Meine Rückflüge waren viel angenehmer als meine Anreise. Ich fühlte mich besser, fitter und gesünder, und so sah ich auch aus. Diesmal fiel ich weder den Zollbeamten noch den Einwanderungsbehörden unangenehm auf. Ich war so ausgeruht und entspannt durch meine Zeit in Australien, dass ich fast die gesamte Flugzeit durchschlief.

Ich konnte es nicht mehr abwarten, Bob wiederzusehen. Gleichzeitig plagten mich Ängste, er könnte sich verändert oder mich gar vergessen haben.

Diese Sorge hätte ich mir sparen können. Kaum hatte ich Belles Wohnung betreten, sprang er vom Sofa und rannte mit steil aufgerichtetem Schwanz auf mich zu. Natürlich hatte ich ihm etwas mitgebracht, darunter auch zwei kleine ausgestopfte Kängurus. Während ich Belle von Australien erzählte, spielte er bereits hingebungsvoll mit einem der kleinen Beuteltiere.

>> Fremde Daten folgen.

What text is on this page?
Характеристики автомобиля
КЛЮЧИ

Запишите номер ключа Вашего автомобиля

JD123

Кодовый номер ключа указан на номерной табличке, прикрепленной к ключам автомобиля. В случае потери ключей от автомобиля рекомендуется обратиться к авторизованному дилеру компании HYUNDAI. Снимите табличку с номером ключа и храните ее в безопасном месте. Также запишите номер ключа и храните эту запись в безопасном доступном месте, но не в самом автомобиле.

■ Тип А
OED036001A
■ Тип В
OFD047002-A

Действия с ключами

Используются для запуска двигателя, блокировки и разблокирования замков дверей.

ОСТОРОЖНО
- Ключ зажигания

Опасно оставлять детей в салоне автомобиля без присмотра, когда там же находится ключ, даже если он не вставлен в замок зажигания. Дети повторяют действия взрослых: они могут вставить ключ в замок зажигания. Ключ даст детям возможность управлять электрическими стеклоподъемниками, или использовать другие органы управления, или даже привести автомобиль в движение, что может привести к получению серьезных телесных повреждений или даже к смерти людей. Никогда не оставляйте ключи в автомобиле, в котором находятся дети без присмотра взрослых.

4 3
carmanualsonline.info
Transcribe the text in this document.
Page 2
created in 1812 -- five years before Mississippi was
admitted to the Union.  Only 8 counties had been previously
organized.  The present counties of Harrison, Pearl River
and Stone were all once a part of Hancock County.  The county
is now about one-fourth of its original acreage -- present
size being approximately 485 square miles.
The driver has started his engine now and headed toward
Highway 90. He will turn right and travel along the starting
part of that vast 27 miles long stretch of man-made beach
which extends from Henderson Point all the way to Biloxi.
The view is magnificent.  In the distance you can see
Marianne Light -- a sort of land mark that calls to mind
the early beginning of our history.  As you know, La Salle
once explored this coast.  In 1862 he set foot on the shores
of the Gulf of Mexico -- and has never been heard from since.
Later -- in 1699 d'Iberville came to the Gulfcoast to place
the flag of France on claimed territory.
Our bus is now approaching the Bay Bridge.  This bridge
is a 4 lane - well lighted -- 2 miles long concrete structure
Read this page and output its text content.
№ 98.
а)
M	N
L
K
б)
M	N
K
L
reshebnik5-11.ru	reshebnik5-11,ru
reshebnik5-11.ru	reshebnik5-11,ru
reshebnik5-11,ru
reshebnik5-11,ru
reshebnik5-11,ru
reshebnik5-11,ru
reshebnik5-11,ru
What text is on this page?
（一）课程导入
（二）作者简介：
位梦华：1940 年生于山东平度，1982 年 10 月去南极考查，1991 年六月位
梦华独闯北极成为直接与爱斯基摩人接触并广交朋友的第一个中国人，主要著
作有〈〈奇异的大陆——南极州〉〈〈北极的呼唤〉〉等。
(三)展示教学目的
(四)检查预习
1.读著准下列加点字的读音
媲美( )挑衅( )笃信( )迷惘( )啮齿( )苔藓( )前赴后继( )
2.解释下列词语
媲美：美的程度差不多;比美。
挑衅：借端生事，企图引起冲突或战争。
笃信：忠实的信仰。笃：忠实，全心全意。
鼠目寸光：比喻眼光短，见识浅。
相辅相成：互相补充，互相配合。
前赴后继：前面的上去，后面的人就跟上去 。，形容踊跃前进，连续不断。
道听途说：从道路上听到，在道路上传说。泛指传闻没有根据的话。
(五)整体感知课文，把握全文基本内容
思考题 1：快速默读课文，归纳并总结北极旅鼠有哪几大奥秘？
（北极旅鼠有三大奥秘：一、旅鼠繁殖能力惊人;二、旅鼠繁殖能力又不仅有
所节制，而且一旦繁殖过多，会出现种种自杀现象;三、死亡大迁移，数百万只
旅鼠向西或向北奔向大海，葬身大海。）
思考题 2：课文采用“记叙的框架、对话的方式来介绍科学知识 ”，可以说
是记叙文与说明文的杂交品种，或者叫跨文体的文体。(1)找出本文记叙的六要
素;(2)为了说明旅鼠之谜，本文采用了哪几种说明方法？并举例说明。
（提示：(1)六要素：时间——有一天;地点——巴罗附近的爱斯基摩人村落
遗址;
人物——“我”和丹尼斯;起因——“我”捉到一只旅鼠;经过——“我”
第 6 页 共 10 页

Als wir am Abend in unser eigenes kleines Reich zurückkehrten, kletterte er sofort hoch auf meinen Arm, schmiegte sich in meine Nackenbeuge und machte es sich wie immer auf meiner Schulter bequem. In diesem Moment war meine Reise nach Australien mit all ihren Annehmlichkeiten vergessen. Die zwei Musketiere waren wieder zusammen. Bob und ich gegen den Rest der Welt – als wäre ich nie weg gewesen.